Now, Einhorn is pitching gold. It’s “the ultimate reverse asset,” he said at the conference. He told the audience that he prefers gold to cryptocurrencies since gold is recognized as a “globally acceptable” central bank asset.
“The question is whether there’s enough gold to back the currency reserves,” he said. “The answer is for the price of gold to go higher, perhaps much higher.”
Spot gold, or the live price of gold, was down roughly 0.95% at $1,830 per ounce on Friday morning, while US gold futures dropped a little over 1% to $1,832.40.
Over the past few months, he’s been outspoken about the Federal Reserve’s handling of inflation rates, and his attitude since hasn’t seemed to change.
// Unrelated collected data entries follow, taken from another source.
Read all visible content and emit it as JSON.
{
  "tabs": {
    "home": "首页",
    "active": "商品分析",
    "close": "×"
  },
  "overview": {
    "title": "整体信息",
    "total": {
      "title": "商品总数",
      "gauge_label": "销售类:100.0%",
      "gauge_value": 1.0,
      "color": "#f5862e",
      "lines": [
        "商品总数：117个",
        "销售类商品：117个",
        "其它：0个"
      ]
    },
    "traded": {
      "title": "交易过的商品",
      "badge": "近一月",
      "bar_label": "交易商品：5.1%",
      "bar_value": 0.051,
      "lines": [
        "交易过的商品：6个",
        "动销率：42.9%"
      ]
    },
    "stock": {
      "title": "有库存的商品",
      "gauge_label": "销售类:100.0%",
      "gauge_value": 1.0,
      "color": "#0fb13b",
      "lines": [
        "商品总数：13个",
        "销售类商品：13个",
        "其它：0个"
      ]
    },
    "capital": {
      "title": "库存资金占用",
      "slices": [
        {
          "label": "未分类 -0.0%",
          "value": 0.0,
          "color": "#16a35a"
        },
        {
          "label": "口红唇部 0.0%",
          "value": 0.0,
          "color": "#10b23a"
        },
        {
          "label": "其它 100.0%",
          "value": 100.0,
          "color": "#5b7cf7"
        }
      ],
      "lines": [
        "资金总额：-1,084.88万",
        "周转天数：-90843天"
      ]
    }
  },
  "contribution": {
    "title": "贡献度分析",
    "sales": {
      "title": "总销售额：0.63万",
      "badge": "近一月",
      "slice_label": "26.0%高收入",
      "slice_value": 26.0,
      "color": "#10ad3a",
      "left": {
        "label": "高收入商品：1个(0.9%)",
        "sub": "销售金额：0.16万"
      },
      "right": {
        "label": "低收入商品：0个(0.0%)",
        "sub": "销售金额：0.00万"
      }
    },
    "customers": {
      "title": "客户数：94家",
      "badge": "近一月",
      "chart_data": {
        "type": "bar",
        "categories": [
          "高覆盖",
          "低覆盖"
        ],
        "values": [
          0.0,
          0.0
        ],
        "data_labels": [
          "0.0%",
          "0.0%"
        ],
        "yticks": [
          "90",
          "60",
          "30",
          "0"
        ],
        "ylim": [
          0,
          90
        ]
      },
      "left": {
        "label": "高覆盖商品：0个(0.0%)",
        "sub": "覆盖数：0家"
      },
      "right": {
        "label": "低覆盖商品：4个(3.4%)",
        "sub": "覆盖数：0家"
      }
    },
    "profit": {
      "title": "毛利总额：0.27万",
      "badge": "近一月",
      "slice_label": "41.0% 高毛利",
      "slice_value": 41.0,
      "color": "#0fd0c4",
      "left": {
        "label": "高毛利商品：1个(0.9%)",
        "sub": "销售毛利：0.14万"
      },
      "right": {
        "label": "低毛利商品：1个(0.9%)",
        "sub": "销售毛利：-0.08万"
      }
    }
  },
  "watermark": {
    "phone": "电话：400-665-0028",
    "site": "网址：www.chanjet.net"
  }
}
As inflation continues to surge prices across a myriad of industries, Einhorn said he still believes that the level of inflation is understated.
He also blamed the Fed for not increasing interest rates fast enough to help control inflation.
“As we watch the Fed implement unconventional monetary policy, the Fed promised it could handle inflation when and if it occurred,” he said at Sohn. “For example, here was Ben Bernanke promising he could raise interest rates in 15 minutes if needed. As it turns out, this wasn’t quite right.”
Lauren Taylor Wolfe, co-founder of Impactive Capital
After spending a decade at Blue Harbour Capital, Wolfe started her own activist investment firm, Impactive Capital, in 2018 focusing on environmental, social, and governance.
This year, Wolfe is betting on Wex, a high-quality payments company that operates across three segments: commercial and government vehicle fleet industry, corporate payment, and healthcare.
“By nature of its revenue models, it benefits in inflationary environments and it compounds earnings through the cycle,” she said. “Its high quality and resilient business have enjoyed a long track record of double-digit returns.”
Despite its track record of earnings and growth, Wex is trading at its lowest multiple in over a decade, said Wolfe, and is trading at 13 times earnings. Wex was trading at $57.05 a share, down 64% so far this year, as of mid-day Friday.
“This is driven by market fears over new entrants primarily in the smaller corporate payment segment,” she said.
Over the next three years, Wolfe predicts that Wex will generate $2.2 billion in free cash flow and $2.2 billion in debt capacity. This means there will be $4.5 billion of capital to deploy, which is 60% of their.
“If Wex deploys this capital entirely to share repurchases, they’ll generate about $23 a share in earnings by 2026.”
At last year’s Sohn conference, Wolfe pitched government services company KBR, which was “misunderstood and had an accelerated yet underappreciated tech business,” she said. As of Friday, KBR was up 25.7% year-on-year.